Après avoir, en préambule, affirmé leur adhésion aux
Objectifs du Millénaire pour le développement adoptés par les Nations Unies, les
jeunes députés ont, en 55 articles, défini les priorités qui leur paraissent
essentielles à la mise en oeuvre des conditions favorisant le développement. Ils
ont notamment posé, en préalable, le respect des règles de fonctionnement
démocratique des Etats, la création d'un Fonds d'appui à la santé, l'éducation
pour tous... Ils ont par ailleurs placé sous le signe d'une solidarité accrue
entre les Etats francophones, les échanges économiques, l'accès aux nouvelles
technologies et le respect de l'environnement. Tout comme la Charte du jeune
citoyen du XXIème siècle adoptée à Québec en 2001, la Déclaration de Niamey sur
le développement sera présentée au Sommet des chefs d'Etat et de gouvernement de
Ouagadougou fin 2004.
La prochaine session annuelle de l’Assemblée parlementaire de
la Francophonie se tiendra à Charlottetown (Canada – Ile du Prince Édouard)
début juillet 2004.
CONFÉRENCE MINISTÉRIELLE
DE LA FRANCOPHONIE
SUR LA SOCIETE DE L’INFORMATION
Rabat (Maroc), 3
– 5 septembre 2003

La Conférence ministérielle de
la Francophonie sur la société de l'information (S. M. S. I.), qui réunissait
les ministres chargés des inforoutes des cinquante-six Etats et gouvernements
membres de l’Organisation internationale de la Francophonie, s'est tenue à Rabat
(Maroc) du 3 au 5 septembre 2003. Cette conférence avait pour objet la
préparation et l'adoption de la «Contribution de la Francophonie au Sommet
mondial sur la société de l'information» qui doit se tenir à Genève en décembre
2003, puis à Tunis en 2005.
L'APF, en tant qu'institution
de la Francophonie, avait été associée aux réflexions préparatoires. Lors de sa
session de Niamey, du 6 au 9 juillet 2003, elle avait adopté, sur la proposition
de sa commission de l'éducation, de la communication et des affaires culturelles
(CECAC), un avis sur l'avant-projet de contribution proposé par l’Agence
intergouvernementale de la Francophonie.
M. Joël Bourdin, sénateur (UMP)
de l’Eure, rapporteur de la CECAC sur les technologies de l'information et de la
communication, représentant l'APF, a participé, à Rabat, aux derniers travaux
des experts gouvernementaux chargés de finaliser le projet de contribution.

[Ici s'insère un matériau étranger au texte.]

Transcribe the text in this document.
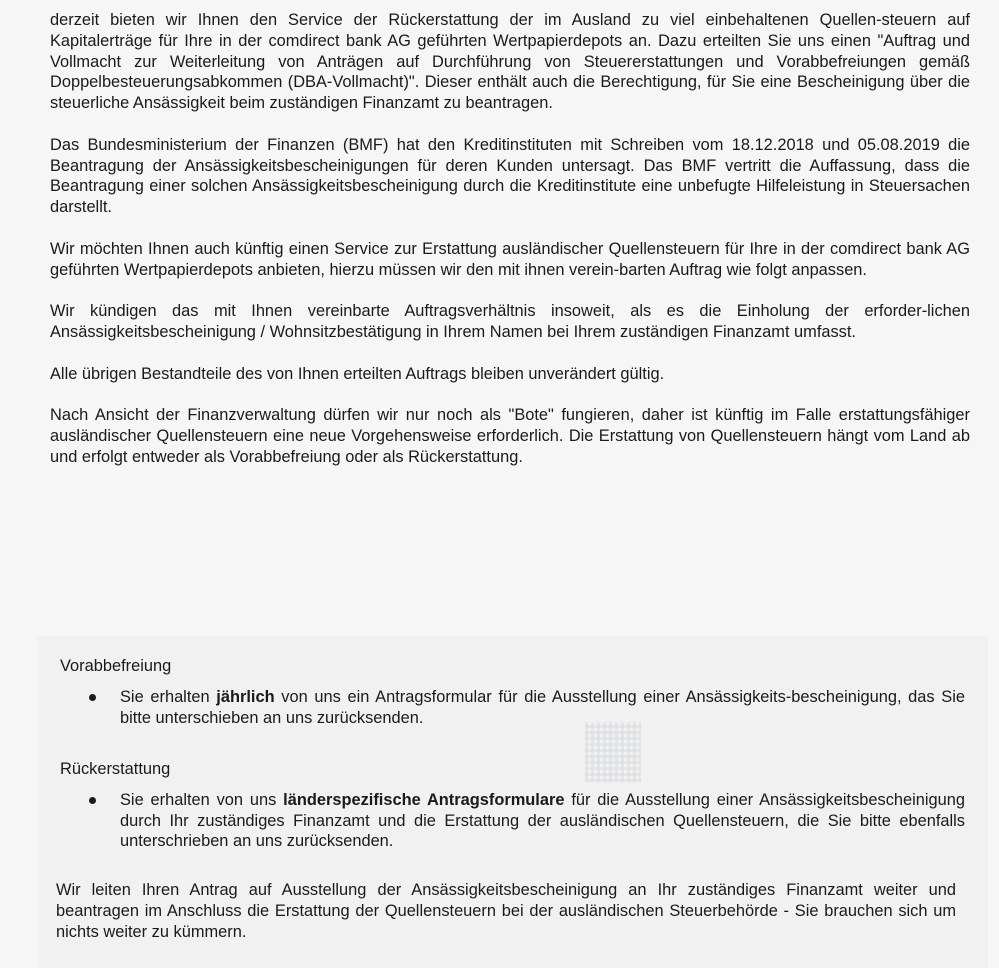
derzeit bieten wir Ihnen den Service der Rückerstattung der im Ausland zu viel einbehaltenen Quellen-steuern auf Kapitalerträge für Ihre in der comdirect bank AG geführten Wertpapierdepots an. Dazu erteilten Sie uns einen "Auftrag und Vollmacht zur Weiterleitung von Anträgen auf Durchführung von Steuererstattungen und Vorabbefreiungen gemäß Doppelbesteuerungsabkommen (DBA-Vollmacht)". Dieser enthält auch die Berechtigung, für Sie eine Bescheinigung über die steuerliche Ansässigkeit beim zuständigen Finanzamt zu beantragen.

Das Bundesministerium der Finanzen (BMF) hat den Kreditinstituten mit Schreiben vom 18.12.2018 und 05.08.2019 die Beantragung der Ansässigkeitsbescheinigungen für deren Kunden untersagt. Das BMF vertritt die Auffassung, dass die Beantragung einer solchen Ansässigkeitsbescheinigung durch die Kreditinstitute eine unbefugte Hilfeleistung in Steuersachen darstellt.

Wir möchten Ihnen auch künftig einen Service zur Erstattung ausländischer Quellensteuern für Ihre in der comdirect bank AG geführten Wertpapierdepots anbieten, hierzu müssen wir den mit ihnen verein-barten Auftrag wie folgt anpassen.

Wir kündigen das mit Ihnen vereinbarte Auftragsverhältnis insoweit, als es die Einholung der erforder-lichen Ansässigkeitsbescheinigung / Wohnsitzbestätigung in Ihrem Namen bei Ihrem zuständigen Finanzamt umfasst.

Alle übrigen Bestandteile des von Ihnen erteilten Auftrags bleiben unverändert gültig.

Nach Ansicht der Finanzverwaltung dürfen wir nur noch als "Bote" fungieren, daher ist künftig im Falle erstattungsfähiger ausländischer Quellensteuern eine neue Vorgehensweise erforderlich. Die Erstattung von Quellensteuern hängt vom Land ab und erfolgt entweder als Vorabbefreiung oder als Rückerstattung.

Vorabbefreiung

Sie erhalten jährlich von uns ein Antragsformular für die Ausstellung einer Ansässigkeits-bescheinigung, das Sie bitte unterschieben an uns zurücksenden.

Rückerstattung

Sie erhalten von uns länderspezifische Antragsformulare für die Ausstellung einer Ansässigkeitsbescheinigung durch Ihr zuständiges Finanzamt und die Erstattung der ausländischen Quellensteuern, die Sie bitte ebenfalls unterschrieben an uns zurücksenden.

Wir leiten Ihren Antrag auf Ausstellung der Ansässigkeitsbescheinigung an Ihr zuständiges Finanzamt weiter und beantragen im Anschluss die Erstattung der Quellensteuern bei der ausländischen Steuerbehörde - Sie brauchen sich um nichts weiter zu kümmern.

Il a ensuite, au cours de la
conférence ministérielle elle-même, présenté l'avis de l'APF sur le projet de
contribution. Il s'est félicité des grandes orientations retenues, qui
rejoignent très largement celles de l'APF. Il s’agit notamment de la fracture
numérique entre le Nord et le Sud, de l’importance de la diversité culturelle et
de l’accès des jeunes et des femmes à la société de l’information. Il a
particulièrement insisté sur les implications économiques du développement des
technologies de l'information et de la communication.

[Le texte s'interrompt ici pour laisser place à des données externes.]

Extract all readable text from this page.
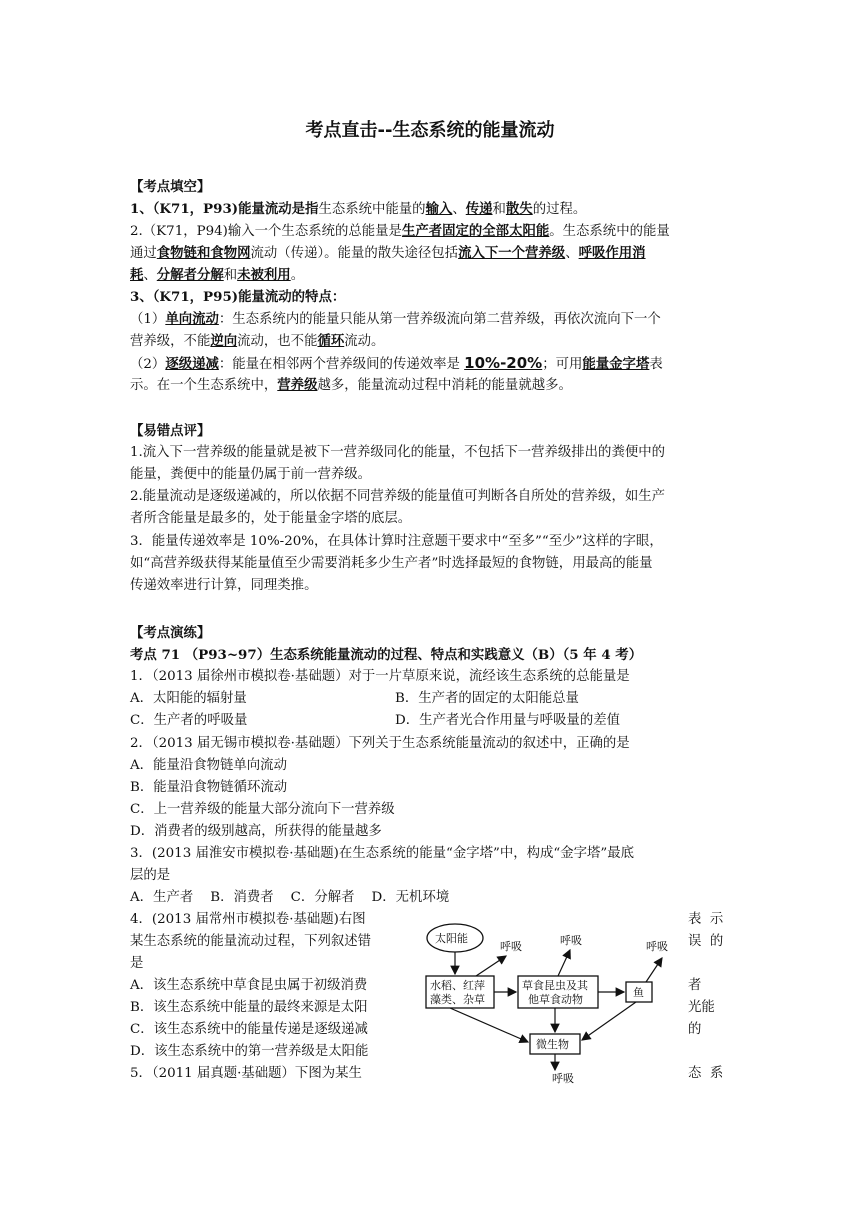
考点直击--生态系统的能量流动
【考点填空】
1、（K71，P93)能量流动是指生态系统中能量的输入、传递和散失的过程。
2.（K71，P94)输入一个生态系统的总能量是生产者固定的全部太阳能。生态系统中的能量
通过食物链和食物网流动（传递）。能量的散失途径包括流入下一个营养级、呼吸作用消
耗、分解者分解和未被利用。
3、（K71，P95)能量流动的特点：
（1）单向流动：生态系统内的能量只能从第一营养级流向第二营养级，再依次流向下一个
营养级，不能逆向流动，也不能循环流动。
（2）逐级递减：能量在相邻两个营养级间的传递效率是 10%-20%；可用能量金字塔表
示。在一个生态系统中，营养级越多，能量流动过程中消耗的能量就越多。
【易错点评】
1.流入下一营养级的能量就是被下一营养级同化的能量，不包括下一营养级排出的粪便中的
能量，粪便中的能量仍属于前一营养级。
2.能量流动是逐级递减的，所以依据不同营养级的能量值可判断各自所处的营养级，如生产
者所含能量是最多的，处于能量金字塔的底层。
3．能量传递效率是 10%-20%，在具体计算时注意题干要求中“至多”“至少”这样的字眼，
如“高营养级获得某能量值至少需要消耗多少生产者”时选择最短的食物链，用最高的能量
传递效率进行计算，同理类推。
【考点演练】
考点 71 （P93~97）生态系统能量流动的过程、特点和实践意义（B）（5 年 4 考）
1．（2013 届徐州市模拟卷·基础题）对于一片草原来说，流经该生态系统的总能量是
A．太阳能的辐射量	B．生产者的固定的太阳能总量
C．生产者的呼吸量	D．生产者光合作用量与呼吸量的差值
2．（2013 届无锡市模拟卷·基础题）下列关于生态系统能量流动的叙述中，正确的是
A．能量沿食物链单向流动
B．能量沿食物链循环流动
C．上一营养级的能量大部分流向下一营养级
D．消费者的级别越高，所获得的能量越多
3．(2013 届淮安市模拟卷·基础题)在生态系统的能量“金字塔”中，构成“金字塔”最底
层的是
A．生产者    B．消费者    C．分解者    D．无机环境
4．(2013 届常州市模拟卷·基础题)右图
某生态系统的能量流动过程，下列叙述错
是
A．该生态系统中草食昆虫属于初级消费
B．该生态系统中能量的最终来源是太阳
C．该生态系统中的能量传递是逐级递减
D．该生态系统中的第一营养级是太阳能
5．（2011 届真题·基础题）下图为某生
表  示
误  的
者
光能
的
态  系
太阳能
水稻、红萍
藻类、杂草
草食昆虫及其
他草食动物
鱼
微生物
呼吸	呼吸	呼吸
呼吸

L'adoption de la contribution a
été suivie d'un débat sur les grandes orientations du futur cadre décennal
d'action de la Francophonie en matière de technologies de l'information et de la
communication.
RéUNION
DU RéSEAU PARLEMENTAIRE DE LUTTE
CONTRE LE
VIH/SIDA
Yaoundé (Cameroun), 1er
– 2 octobre 2003

Le réseau parlementaire de lutte contre le VIH/SIDA de l’Assemblée
parlementaire de la Francophonie s’est réuni à Yaoundé (Cameroun) sous la
présidence de M. Hilarion Etong, premier vice-président de l’Assemblée nationale
du Cameroun.
Treize sections de l’APF ont participé à cette réunion, dont
la section française, représentée par Mme Hélène Mignon, député (Soc) de
Haute-Garonne.
Créé lors de la 26ème session ordinaire de l'APF,
le 8 juillet 2000 à Yaoundé, le réseau tenait sa deuxième réunion. L'ordre du
jour comportait quatre points : renforcement des capacités des coordonnateurs,
modalités de fonctionnement, bilan critique du plan d'action 2002-2003 et
élaboration d'un plan d'action 2003-2004.

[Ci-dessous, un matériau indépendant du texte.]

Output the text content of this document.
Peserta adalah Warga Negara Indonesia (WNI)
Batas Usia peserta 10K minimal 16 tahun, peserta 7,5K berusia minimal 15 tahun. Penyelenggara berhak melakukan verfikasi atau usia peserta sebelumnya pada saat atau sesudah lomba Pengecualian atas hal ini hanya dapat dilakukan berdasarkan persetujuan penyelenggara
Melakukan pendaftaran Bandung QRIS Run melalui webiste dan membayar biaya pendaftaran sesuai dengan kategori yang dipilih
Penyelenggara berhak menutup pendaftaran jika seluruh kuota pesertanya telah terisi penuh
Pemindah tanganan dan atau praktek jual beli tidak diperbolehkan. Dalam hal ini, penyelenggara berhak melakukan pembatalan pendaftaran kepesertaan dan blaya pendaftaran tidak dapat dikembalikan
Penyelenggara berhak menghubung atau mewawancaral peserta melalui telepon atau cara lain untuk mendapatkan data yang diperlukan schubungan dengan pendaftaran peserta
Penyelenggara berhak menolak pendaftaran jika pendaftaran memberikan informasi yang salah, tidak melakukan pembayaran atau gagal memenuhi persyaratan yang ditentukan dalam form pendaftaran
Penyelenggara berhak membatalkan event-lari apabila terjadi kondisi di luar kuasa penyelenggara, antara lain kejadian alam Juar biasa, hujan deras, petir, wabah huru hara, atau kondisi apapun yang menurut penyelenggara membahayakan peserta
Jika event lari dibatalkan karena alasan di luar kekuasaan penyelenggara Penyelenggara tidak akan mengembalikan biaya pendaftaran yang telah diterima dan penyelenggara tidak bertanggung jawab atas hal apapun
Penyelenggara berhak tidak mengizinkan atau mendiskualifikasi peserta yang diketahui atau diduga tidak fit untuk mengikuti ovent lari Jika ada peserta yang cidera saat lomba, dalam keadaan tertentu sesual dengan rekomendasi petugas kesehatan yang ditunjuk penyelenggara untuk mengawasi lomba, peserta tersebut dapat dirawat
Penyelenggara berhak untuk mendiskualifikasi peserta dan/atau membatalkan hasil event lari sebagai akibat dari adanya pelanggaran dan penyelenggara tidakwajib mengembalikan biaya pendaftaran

La réunion a été ouverte par un discours de M. Urbain
Olenguena-Awono, Ministre de la santé publique du Cameroun, sur le programme
camerounais de lutte contre le VIH/SIDA.
La résolution adoptée à la fin des travaux a, notamment,
regretté la non-participation d'un certain nombre de sections et a encouragé
l'ensemble des sections qui ne l'ont pas déjà fait à désigner un coordonnateur.
XVIème Assemblée régionale Europe
Delémont (Jura),
6 – 7 novembre 2003
La XVIème Assemblée régionale
Europe de l’Assemblée parlementaire de la Francophonie s’est tenue les 6 et 7
novembre 2003 à Delémont, à l’invitation de la section du canton du Jura. Dix
sept sections de l’APF ont participé aux travaux de cette Assemblée. La
délégation de la section française, conduite par son Président-délégué, M. Bruno
Bourg-Broc, député (UMP) de la Marne, était également composée de MM. Laurent
Béteille, sénateur (UMP) de l’Essonne, Jacques Brunhes, député (CR) des
Hauts-de-Seine, Louis Duvernois, sénateur (UMP) représentant les Français
établis hors de France, Georges Fenech, député (UMP) du Rhône, et Guy Penne,
sénateur (Soc) représentant les Français établis hors de France.
Les participants ont étudié deux rapports qui ont fait
l’objet de débats approfondis et abouti à l’adoption de résolutions.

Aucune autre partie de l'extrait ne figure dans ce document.